Pagi yang cerah, tak secerah hati Clara, kandungnya memasuki  usia 3 bulan, Hatinya mulai gelisah, memikirkan semakin banyak biaya yang akan di tanggungnya. Clara mulai berpikir untuk mencari pekerjaan. Dengan langkah kecil, ia menyusuri jalanan, dan menawarkan diri untuk bekerja menjadi pelayan restoran, hampir sepuluh kafe dan restoran di datanginya untuk meminta pekerjaan, dan Akhirnya salah satu restoran yang cukup besar, yaitu Blue Cafe dan Resto menerimanya untuk bekerja untuk menggantikan karyawan yang cuti melahirkan..

“Mulai besok, datanglah jam 7 pagi, kamu harus membersihkan resto ini, karena jam 10 sudah buka!” perintah manager resto, lelaki dengan kumis lebatnya.

“Iya Pak, saya akan datang tepat waktu,” jawab Clara, penuh semangat.

Hari berganti, tidak terasa sudah 2 minggu Clara pekerja sebagai pelayan resto, tanpa di ketahui Hanggoro dan Bi Atik, karena jika mereka tahu, pasti mereka akan melarangnya.

Malam itu Clara masih sibuk berkutat di restoran melayani pengunjung.

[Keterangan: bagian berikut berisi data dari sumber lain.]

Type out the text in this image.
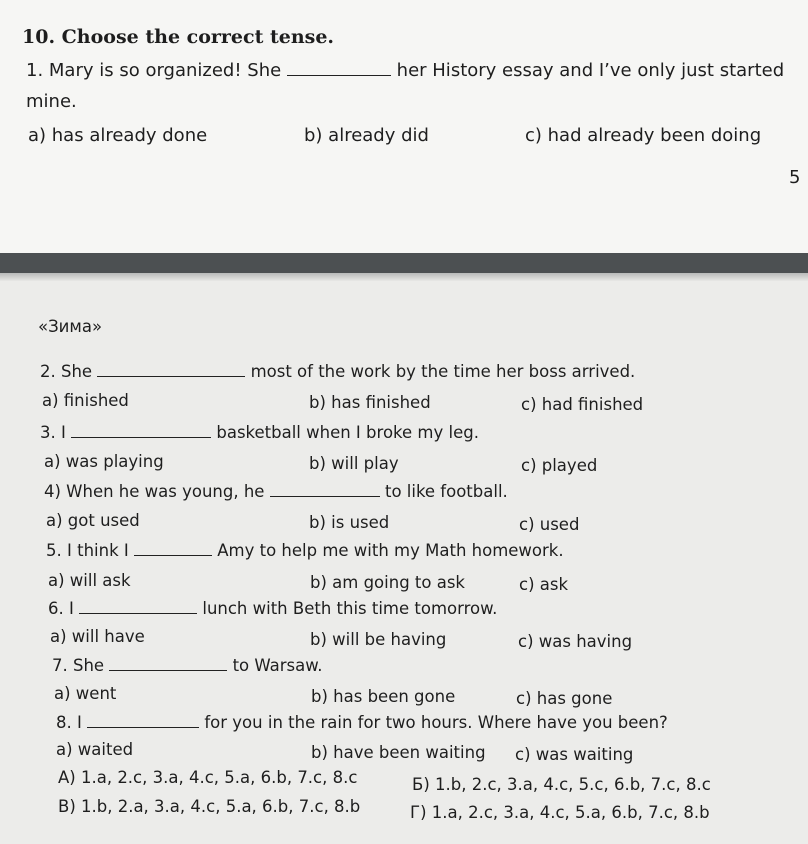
10. Choose the correct tense.
1. Mary is so organized! She	her History essay and I’ve only just started
mine.
a) has already done	b) already did	c) had already been doing
5
«Зима»
2. She	most of the work by the time her boss arrived.
a) finished	b) has finished	c) had finished
3. I	basketball when I broke my leg.
a) was playing	b) will play	c) played
4) When he was young, he	to like football.
a) got used	b) is used	c) used
5. I think I	Amy to help me with my Math homework.
a) will ask	b) am going to ask	c) ask
6. I	lunch with Beth this time tomorrow.
a) will have	b) will be having	c) was having
7. She	to Warsaw.
a) went	b) has been gone	c) has gone
8. I	for you in the rain for two hours. Where have you been?
a) waited	b) have been waiting c) was waiting
А) 1.a, 2.c, 3.a, 4.c, 5.a, 6.b, 7.c, 8.c	Б) 1.b, 2.c, 3.a, 4.c, 5.c, 6.b, 7.c, 8.c
В) 1.b, 2.a, 3.a, 4.c, 5.a, 6.b, 7.c, 8.b	Г) 1.a, 2.c, 3.a, 4.c, 5.a, 6.b, 7.c, 8.b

Tidak di sangkanya, ia melihat keluarga Thomas Himawan, dan keluaga Fandi, terlihat kedua keluarga itu nampak bahagia, senyum lebar menghiasi percakapan mereka, tapi di sana tidak terlihat Bramastio. Senyum getir, terukir di wajah Clara, ia berusaha menghindar dari keluarga Thomas. Bergegas ia menyembunyikan diri di dapur.

“Clara, kenapa kamu malah bengong di dapur, cepat ke meja vip Nomor 01!” perintah, supervisior Resto. Wanita bertubuh sintal itu membentak Clara.

“Bu, bisakah yang lain saja, aku tidak enak badan,” sahut Clara.

“Tidak bisa, yang lain sibuk dengan tugas masin-masing. Selesaikan dulu pekerjaanmu, baru kamu izin pulang, cepatlah makanan sudah siap, sajikan ke  meja nomor 01!” perintah sopervisior.

Terpaksa Clara, menuju meja nomor 01, meja tempat pertemuan dua keluarga konglomerat yang dikenalnya. Dengan wajah tertunduk Clara mendorong meja untuk mengantarkan menu pesanan. Sesampainya di meja nomor 01, Clara, menyajikan menu-menu di atas meja, sambil menunduk, berharap keluarga Thomas tidak mengenalinya.

Tapi, sepasang mata, memperhatikan dengan nyalang, seakan ingin melahap habis Clara. Sementara yang lainnya, sibuk mengambil menu di sudah tertata rapi di meja, dan tidak menyadari bahwa Clara yang melayani mereka.

“Silakan, menikmati hidangan ini,” ucap Clara, lalu gegas meninggalkan meja, menuju dapur.

Clara menghela napas lega, tapi ia tersentak ketika di depannya, Elin menatap tajam ke arahnya. Tatapan kebencian terpancar di kedua bola matanya. Lalu, tangannya mencengkram bahu Clara dengan kuat, dan mendorongnya hingga Clara tersungkur di meja dapur resto.